The goal with the new benefit is to reduce financial barriers to the medications, particularly as inflation puts more pressure on household budgets, said chief executive Andrew Witty on Friday during a conference call with analysts and investors.

"We know that we need those folks to make sure they fill their prescriptions properly and if there's anything caused by the inflationary environment that might hold that back, there's going to be a really bad downside to that — and we don't want that to happen," Witty said.

High insulin costs have emerged in recent years as a prime target for reform by both lawmakers and health care providers, including an effort backed in part by Mayo Clinic to manufacture lower-cost versions.

In 2020, Minnesota legislators created a safety net program that provided nearly $6.9 million worth of insulin to patients needing emergency and continuing access last year.

The underlying problem, critics say, is that even though insulin has been around as a medical product for decades, it still commands high list prices that can saddle patients with significant costs while enriching corporate actors along the pharmaceutical supply chain.

Several health insurers in recent years, including Minnetonka-based Medica, have voluntarily capped out-of-pocket costs at relatively low levels, like $25 or $30 per month. A few insurers — including Eagan-based Blue Cross and Blue Shield of Minnesota — have gone further, eliminating out-of-pocket costs for insulin, said Aaron Turner-Phifer, director for health policy at JDRF, a nonprofit that funds research into diabetes treatments while advocating for patients.

UnitedHealthcare's move should add significant momentum to the trend, Turner-Phifer said, and could be particularly influential with large employers that self-insure.

"I think that's an important signal that we will now be taking when we're talking to employer groups and saying: 'United is making this investment. If it makes sense for their fully-insured market [customers], it certainly makes sense for your insured group of employees,'" he said. "That's where United, being United, can have a signal effect."

Not every manufacturer's product in these medication categories will be available without cost-sharing. Fees will be waived only for "preferred" medicines, meaning those on the first or second tier of formularies.

Currently, there are 11 different preferred insulin products with UnitedHealthcare coverage.

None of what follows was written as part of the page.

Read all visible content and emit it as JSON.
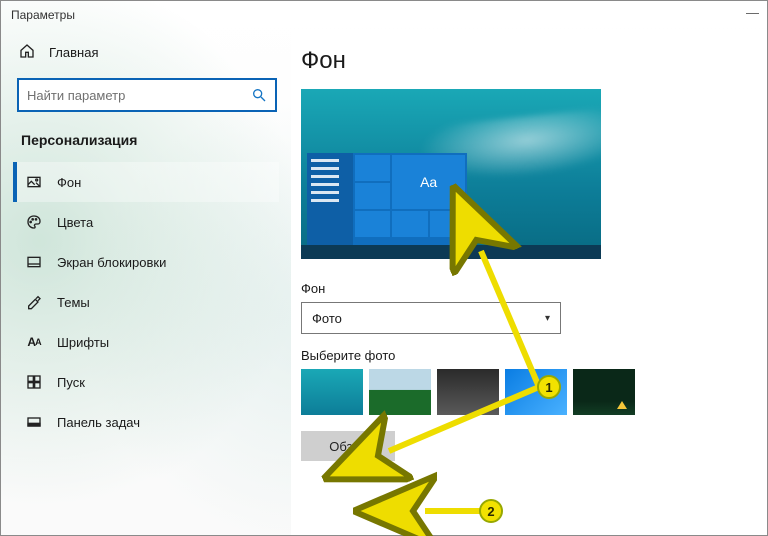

The company says about 95% of enrollees in fully-insured plans who are prescribed insulin currently choose one of the preferred options.

"While this is an important step for vulnerable people's health, the larger and longer-term cost containment of drugs depends upon manufacturers restraining and lowering the list prices of their products — which is the fundamental driver of costs," said Witty, the UnitedHealthcare chief executive.

The benefit will be part of "fully-insured" health plans, where employer groups and individuals pay UnitedHealthcare to take the risk of cost overruns. It will be an option for self-insured plans, where employers take the financial risk themselves.

Large multistate employers often run self-insured plans. Until those companies, as well as other health insurers, eliminate cost-sharing for insulin, some affordability problems will endure, Turner-Phifer said.

The Mayo-based manufacturing initiative, called Civica Rx, remains important as one way to address the underlying cost of insulin, he said. Pending legislation in Congress would also help by addressing both list prices and patient costs in health plans.

"It's a step along the path to getting to affordable insulin — it's certainly not the end," Turner-Phifer said. "We're going to require multiple shots on goal to get this solved."